The city’s Board of Elections already provides Chinese, Spanish, Korean, and Bengali interpreters in election districts where 50 or more people identified one of those languages as their primary language in the 2010 United States Census, as required by federal law.
Earlier this year, Treyger and Mayor DeBlasio’s Office of Immigrant Affairs hired additional interpreters for Russian, Arabic, and Haitian-Creole speakers as part of a pilot program during the midterm elections. But those workers could not come within 100 feet of any poll site entrance, due to restrictions on electioneering.
Should the Coney’s poll bill pass, however, interpreters for Russian, Arabic, Haitian-Creole — as well as Yiddish, Italian, Urdu, Polish, and French — would be installed inside poll sites across the city.
Councilman Justin Brannan (D-Bay Ridge) proposed similar legislation, which would guarantee that polling places specifically provide Arabic-speaking interpreters at poll sites in districts that represent 50 Arabic speakers or more.

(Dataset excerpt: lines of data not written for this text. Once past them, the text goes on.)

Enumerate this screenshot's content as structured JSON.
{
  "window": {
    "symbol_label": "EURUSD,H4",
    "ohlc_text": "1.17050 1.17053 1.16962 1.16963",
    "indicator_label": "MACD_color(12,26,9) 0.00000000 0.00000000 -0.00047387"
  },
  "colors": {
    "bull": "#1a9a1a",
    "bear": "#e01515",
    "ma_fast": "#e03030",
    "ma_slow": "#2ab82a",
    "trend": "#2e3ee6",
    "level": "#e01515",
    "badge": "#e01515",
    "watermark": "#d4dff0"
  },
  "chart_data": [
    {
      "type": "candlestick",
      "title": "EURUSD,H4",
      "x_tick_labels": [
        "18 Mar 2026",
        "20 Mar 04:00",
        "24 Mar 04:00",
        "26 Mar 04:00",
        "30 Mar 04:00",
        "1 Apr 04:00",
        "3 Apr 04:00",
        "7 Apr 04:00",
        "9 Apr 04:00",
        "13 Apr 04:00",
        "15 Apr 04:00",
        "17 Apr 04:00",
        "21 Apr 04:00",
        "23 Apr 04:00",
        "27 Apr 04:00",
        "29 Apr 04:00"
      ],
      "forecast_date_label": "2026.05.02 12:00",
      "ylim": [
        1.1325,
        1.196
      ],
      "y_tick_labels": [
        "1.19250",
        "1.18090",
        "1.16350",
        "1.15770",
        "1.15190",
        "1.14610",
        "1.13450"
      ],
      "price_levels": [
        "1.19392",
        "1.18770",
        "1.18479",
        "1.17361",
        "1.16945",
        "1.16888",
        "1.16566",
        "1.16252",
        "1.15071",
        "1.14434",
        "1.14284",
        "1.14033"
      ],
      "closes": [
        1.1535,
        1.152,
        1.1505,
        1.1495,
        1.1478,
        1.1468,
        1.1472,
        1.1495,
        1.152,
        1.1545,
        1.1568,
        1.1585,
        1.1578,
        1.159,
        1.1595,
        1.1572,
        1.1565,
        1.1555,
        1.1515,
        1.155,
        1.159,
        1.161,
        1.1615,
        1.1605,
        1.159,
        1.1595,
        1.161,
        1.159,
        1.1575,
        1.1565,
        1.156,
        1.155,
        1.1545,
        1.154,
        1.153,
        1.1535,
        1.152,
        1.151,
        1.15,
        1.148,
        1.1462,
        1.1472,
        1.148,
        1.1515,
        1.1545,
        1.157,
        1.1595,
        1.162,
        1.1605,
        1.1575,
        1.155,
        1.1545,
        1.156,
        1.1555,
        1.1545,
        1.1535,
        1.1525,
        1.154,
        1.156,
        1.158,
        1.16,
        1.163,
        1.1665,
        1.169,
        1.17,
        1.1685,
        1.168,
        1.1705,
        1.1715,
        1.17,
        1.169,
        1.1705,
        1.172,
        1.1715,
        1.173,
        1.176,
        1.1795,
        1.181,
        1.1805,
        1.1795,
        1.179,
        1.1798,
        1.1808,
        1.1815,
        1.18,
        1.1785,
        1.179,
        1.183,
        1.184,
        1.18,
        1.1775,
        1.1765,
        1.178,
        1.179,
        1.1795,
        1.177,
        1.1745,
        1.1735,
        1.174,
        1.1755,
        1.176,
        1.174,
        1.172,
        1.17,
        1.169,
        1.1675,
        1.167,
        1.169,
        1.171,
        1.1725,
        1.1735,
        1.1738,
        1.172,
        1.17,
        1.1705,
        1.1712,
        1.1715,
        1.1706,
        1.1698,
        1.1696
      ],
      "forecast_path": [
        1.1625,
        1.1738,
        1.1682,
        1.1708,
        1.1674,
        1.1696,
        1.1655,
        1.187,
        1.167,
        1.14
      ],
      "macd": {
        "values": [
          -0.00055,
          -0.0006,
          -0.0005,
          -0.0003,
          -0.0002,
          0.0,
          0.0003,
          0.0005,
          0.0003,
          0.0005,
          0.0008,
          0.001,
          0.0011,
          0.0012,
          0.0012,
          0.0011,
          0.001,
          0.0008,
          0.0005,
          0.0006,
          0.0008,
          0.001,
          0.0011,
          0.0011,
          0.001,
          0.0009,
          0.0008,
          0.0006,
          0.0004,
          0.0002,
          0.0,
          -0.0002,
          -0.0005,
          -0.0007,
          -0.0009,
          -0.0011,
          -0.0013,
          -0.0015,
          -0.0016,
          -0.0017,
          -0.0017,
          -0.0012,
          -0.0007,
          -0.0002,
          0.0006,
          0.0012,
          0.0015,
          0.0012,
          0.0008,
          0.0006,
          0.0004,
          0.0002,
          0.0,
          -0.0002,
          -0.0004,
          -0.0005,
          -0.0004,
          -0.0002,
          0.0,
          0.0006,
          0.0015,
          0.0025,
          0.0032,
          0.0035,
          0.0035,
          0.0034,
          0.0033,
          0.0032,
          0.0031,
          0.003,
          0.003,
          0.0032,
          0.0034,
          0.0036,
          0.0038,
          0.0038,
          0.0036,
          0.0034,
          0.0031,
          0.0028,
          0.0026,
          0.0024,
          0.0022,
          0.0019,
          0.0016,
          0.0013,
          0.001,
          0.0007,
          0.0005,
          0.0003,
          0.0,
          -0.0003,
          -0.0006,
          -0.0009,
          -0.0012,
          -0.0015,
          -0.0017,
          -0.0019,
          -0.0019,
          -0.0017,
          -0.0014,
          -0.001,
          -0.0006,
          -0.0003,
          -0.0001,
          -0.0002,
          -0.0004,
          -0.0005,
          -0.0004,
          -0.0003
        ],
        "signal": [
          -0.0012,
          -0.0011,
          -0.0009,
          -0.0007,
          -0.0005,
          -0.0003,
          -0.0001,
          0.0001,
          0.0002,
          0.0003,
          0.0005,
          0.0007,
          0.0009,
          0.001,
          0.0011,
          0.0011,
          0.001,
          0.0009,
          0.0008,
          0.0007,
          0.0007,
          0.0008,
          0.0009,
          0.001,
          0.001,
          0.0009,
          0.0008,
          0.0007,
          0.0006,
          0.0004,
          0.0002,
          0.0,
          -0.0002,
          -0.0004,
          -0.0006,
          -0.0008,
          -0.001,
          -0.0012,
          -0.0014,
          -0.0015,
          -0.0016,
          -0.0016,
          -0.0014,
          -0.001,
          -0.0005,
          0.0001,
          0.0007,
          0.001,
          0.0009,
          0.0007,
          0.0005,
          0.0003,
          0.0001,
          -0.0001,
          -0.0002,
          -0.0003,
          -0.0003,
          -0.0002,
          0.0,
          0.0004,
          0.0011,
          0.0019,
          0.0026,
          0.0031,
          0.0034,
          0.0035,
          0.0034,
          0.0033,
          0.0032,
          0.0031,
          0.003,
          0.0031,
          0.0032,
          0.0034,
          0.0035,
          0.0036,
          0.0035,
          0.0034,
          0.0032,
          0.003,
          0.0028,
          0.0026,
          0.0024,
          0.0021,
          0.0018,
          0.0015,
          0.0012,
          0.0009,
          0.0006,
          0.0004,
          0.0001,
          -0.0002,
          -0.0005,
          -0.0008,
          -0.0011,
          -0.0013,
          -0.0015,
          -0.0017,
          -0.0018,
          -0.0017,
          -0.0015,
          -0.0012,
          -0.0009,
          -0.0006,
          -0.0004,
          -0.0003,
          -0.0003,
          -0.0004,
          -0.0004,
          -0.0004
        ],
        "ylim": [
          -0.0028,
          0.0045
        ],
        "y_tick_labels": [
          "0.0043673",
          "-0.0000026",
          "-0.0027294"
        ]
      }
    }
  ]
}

Supporters of the bills on Dec. 5 joined both councilmen — who sponsored each other’s legislation — at a rally outside City Hall, where Treyger condemned the current lack of language access, claiming it prevents people from doing their most important civic duty.
“In a city where hundreds of languages are spoken, where 40 percent of the population is made up of immigrants, failing to provide adequate language access at polling places is nothing short of voter suppression,” he said.
And although both bills cover similar ground, Treyger said that working with Brannan will ultimately make both efforts to expand voting access more successful.
“He and I are working together, because the more support, the stronger the bill is,” the pol said.